Pour "faire pendant" à la venue du président de la République devant le Congrès (votée lors de la révision constitutionnelle de juillet 2008), parmi les nombreuses innovations examinées ET votées, le référendum d’initiative populaire ( KESKELDI ? ) était présenté comme une innovation majeure, une preuve de l’esprit démocratique du gouvernement et de sa majorité.
Un référendum permettant aux électeurs de se prononcer sur un projet de loi, dans des conditions tout de même restrictive, quoi de plus démocratique, en effet?

HELAS!
Le projet de loi organique qui doit préciser le fonctionnement des pouvoirs publics, qui doit permettre de mettre en œuvre une procédure de consultation populaire n’est "toujours pas dans les tuyaux", selon Henri de Raincourt, le ministre chargé des relations avec le Parlement.

Ors, sans loi organique pas de référendum d’initiative populaire!

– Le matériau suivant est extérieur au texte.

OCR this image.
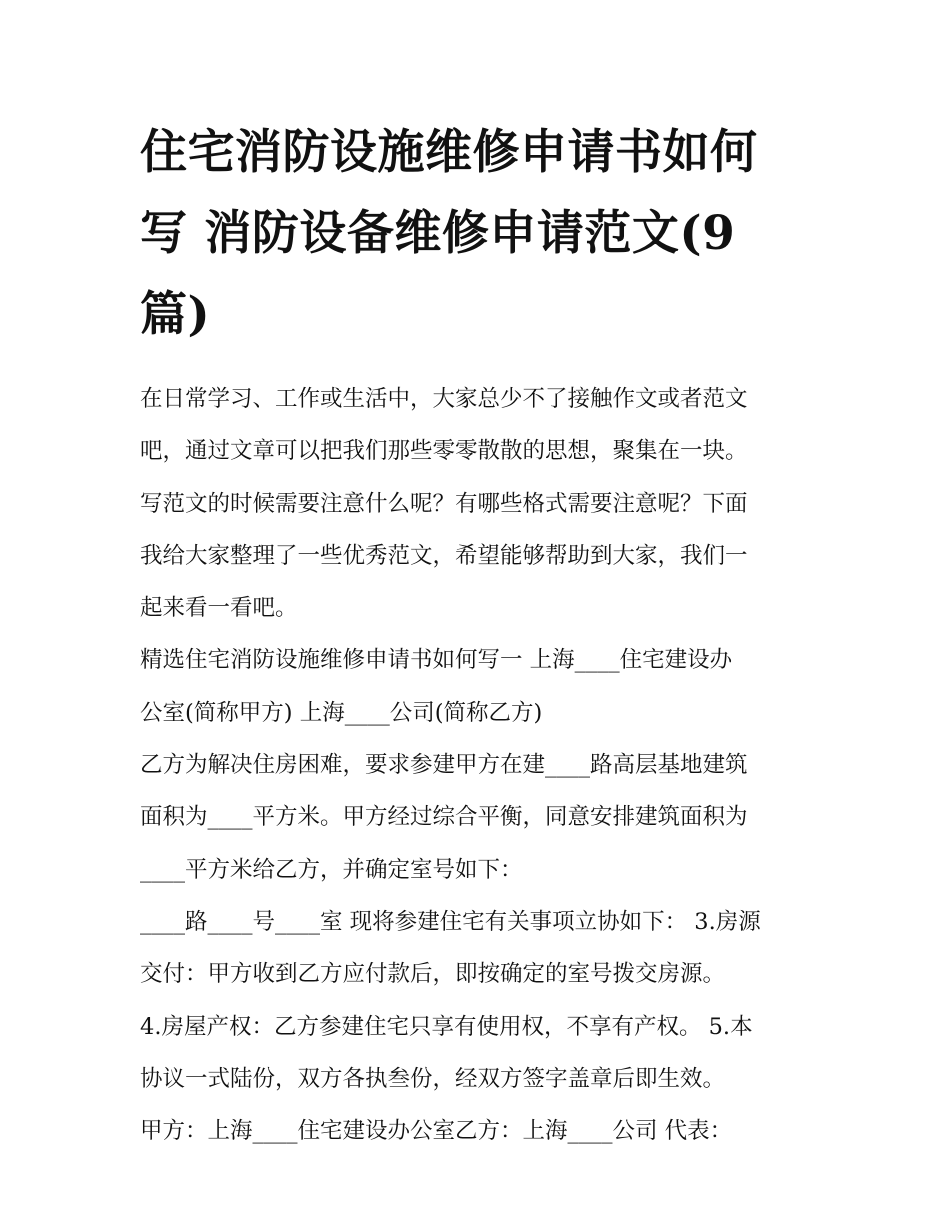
住宅消防设施维修申请书如何
写 消防设备维修申请范文(9
篇)
在日常学习、工作或生活中，大家总少不了接触作文或者范文
吧，通过文章可以把我们那些零零散散的思想，聚集在一块。
写范文的时候需要注意什么呢？有哪些格式需要注意呢？下面
我给大家整理了一些优秀范文，希望能够帮助到大家，我们一
起来看一看吧。
精选住宅消防设施维修申请书如何写一 上海____住宅建设办
公室(简称甲方) 上海____公司(简称乙方)
乙方为解决住房困难，要求参建甲方在建____路高层基地建筑
面积为____平方米。甲方经过综合平衡，同意安排建筑面积为
____平方米给乙方，并确定室号如下：
____路____号____室 现将参建住宅有关事项立协如下： 3.房源
交付：甲方收到乙方应付款后，即按确定的室号拨交房源。
4.房屋产权：乙方参建住宅只享有使用权，不享有产权。 5.本
协议一式陆份，双方各执叁份，经双方签字盖章后即生效。
甲方：上海____住宅建设办公室乙方：上海____公司 代表：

Un détail que le président de l’Assemblée nationale, Bernard Accoyer, semble avoir oublié, lors des journées parlementaires de l’UMP, vendredi 25 septembre, quand il affirmait "que toutes les lois d’application des dispositions issues de la révision constitutionnelle de juillet 2008 aient été mises en œuvre ou soient en passe de l’être."

NOUS aurait-on oubliés?

Malgré le rappel de  L.Fabius, le 17/06/2009, qui demandait "au gouvernement de sortir ces textes d’application pour qu’on puisse faire des référendums d’initiative populaire et que la première application se fasse sur la privatisation de La Poste" .
Et le dépôt, le 1er septembre 2009,  par  Jean-Marc Ayrault, président du groupe socialiste de l’Assemblée nationale, d’une proposition de résolution demandant au gouvernement de présenter "dans les meilleurs délais" le projet de loi organique mettant en œuvre la réforme de la Constitution sur l’extension du référendum. Jean marc Ayrault devrait défendre ce texte au Palais-Bourbon le 15 octobre.

Ainsi donc, cette promesse de campagne du candidat Nicolas Sarkozy semble avoir été oubliée dans un quelconque carton , perdu sous les combles de l’Elyse…
Ainsi donc, le texte issu de la révision:

  1. Qui encadre pourtant très strictement les possibilités de mise en oeuvre du référendum,
  2. Qui a veillé à ce que la décision de lancer un tel référendum revienne, in fine, au Président de la République.
  3. Qui exige que pour que la proposition de référendum  délimité, puisse aboutir, il faut que la demande en ait été faite par un cinquième des membres du Parlement, soit 184 élus et qu’elle soit soutenue par un dixième des électeurs inscrits ( 4,5 millions de signatures).
  4. Qui empêche que  l’initiative d’un référendum ait pour objet l’abrogation d’une disposition législative promulguée depuis moins d’un an.

Ce texte déjà très restrictif, est encore bien trop gênant pour le gouvernement QUI VISIBLEMENT NE SOUHAITE PAS que cette forme de consultation "populaire"  vienne contredire ses plans!

En dépit de toutes ces précautions et restrictions sur le référendum d’initiative populaire, le gouvernement a-t-il jugé plus stratégique de retarder la mise en œuvre des référendums d’initiative populaire? Pourquoi?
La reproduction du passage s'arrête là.